For older patients with IE, clinical symptoms were as common as in younger patients but comorbidities and complications more common in older patients. The in-hospital mortality in older patients was higher compared with the younger patients. Surgical treatment was a significant predictor for long-term mortality but the operation rate was lower in older patients with IE. The one-year survival rate was higher for older patients with antibiotic therapy combined with surgical intervention than those with antibiotic treatment alone (95.8% vs 68.6%, P=0.007).
The different clinical characteristics of old patients with infective endocarditis
According to the published researches, the clinical features in older patients were few and untypical, which often led to a delay in the diagnosis of IE. [5, 10, 11] While, Jean et al [12] found older people had a more severe clinical status than younger patients, which lead to the early diagnosis of older patients. However, in our study, we found that clinical presentations such as fever, anemia and heart murmur in older patients were as common as in younger patients and that the time to diagnosis was not significantly different compared to the younger patients.
In accordance with previous studies, cardiovascular and general comorbidities increased with aging. Older patients were more frail, which often lead to more comorbidities and complications than younger patients.[12-15] Similarly, we found that older people suffered from more comorbidities and complications in our study.
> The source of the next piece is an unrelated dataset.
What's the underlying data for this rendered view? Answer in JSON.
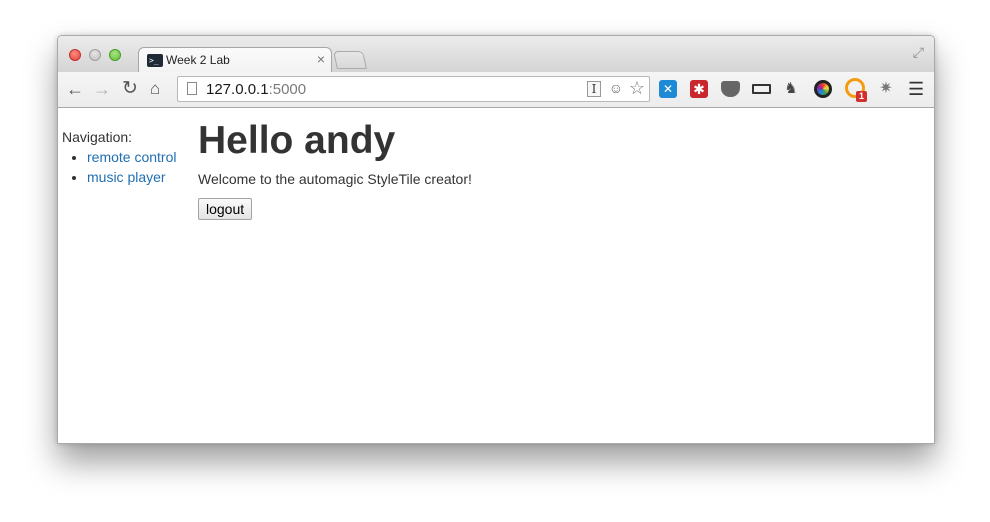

In our study, we found that the in-hospital mortality rate in older patients was much higher than that in the younger patients, and the finding was consistent with previous reports. [3, 14-17] As reported previously, older adults were prone to require complex care needs and suffer from multiple comorbidities, which made them vulnerable to health-associated exposure and poor outcomes. [14, 18-20]Besides, the lower operative rate in older patients compared with the younger in our cohort may be another important reason for the higher mortality in older patients. [7, 13, 14]
The in-hospital mortality and one-year mortality were lower in older patients in our study compared with previous studies.[5, 14, 16] Léopold Oliver et al reported that one-year mortality was higher in the ≥80-year-old group (37.3%) than in the <65-year-old group (13%) and the 65-80-year-old group (19.7%), indicating that the mortality rate increased with aging.[13] The few number of very old patients in our study (there were only 5 patients who were over 80 years old) may be an important reason.
The risk factors of in-hospital mortality in patients≥65 year old with infective endocarditis
Previous studies reported that in older patients, older age, renal failure, prosthetic valve endocarditis, neurological deficit, and cerebral embolism were independent risk factors for in-hospital mortality. [4, 21]In our study we found the independent risk factors were renal insufficiency and a Pitt score ≥4. Pitt score was always a means to evaluate the severity of disease. A high Pitt score suggested the worse condition of the patients and it was an integrative barometer of multiple adverse events including neurological deficit, cerebral embolism and heart failure. These events have been confirmed to be risk factors for mortality in IE patients.[8, 22, 23]
Surgical treatment and prognosis in old patients with IE
We observed that elderly patients with surgical treatment had a lower mortality rate compared with non-operated patients during the one-year follow-up in our study. Other recent reports also reached the same conclusion.[13] However, surgery was performed less often in older patients in our study, although the rate of patients with theoretical indications of surgery was not significantly different compared to the younger patients. This phenomenon was frequently presented in previous reports. [3, 24, 25] The main consideration may be the increasing risks during the perioperative period owing to the decline in organ function and the presence of comorbidities associated with aging. These factors made the choice of surgical treatment for elderly patients more difficult.
But these considerations could not prevent the old patients with surgical indications from suitable treatments in-time. There are many frailty scores to assess the physical condition of older patients, and some scores showed good reliability in the assessment of mortality independently of age. [18] Some studies have recently proven the utility of these scores for the evaluation of IE-related stroke and prognosis evaluation before cardiac surgery. [26] Therefore, surgery is appropriate in selected old patients with IE. And we recommend a more global patient evaluation and cooperation among multiple specialists to improve IE management in older populations in the future.
Limitations
There are several limitations in our study. First, it was performed in a referral teaching hospital where most patients were transferred from other medical centers leading to long-term disease and negative blood culture results. Therefore, these results should not be generalized to other patient groups. Second, as a retrospective study, the long-term follow-up was not possible and 29 patients were lost during the one-year follow-up. Finally, the study covered a long period of time in order to keep the enough sample sizes. Changes in treatment regimens and causative organisms could affect the patient prognosis during this period. Therefore, a multiple-center prospective cohort studies conducted in our region was suggested.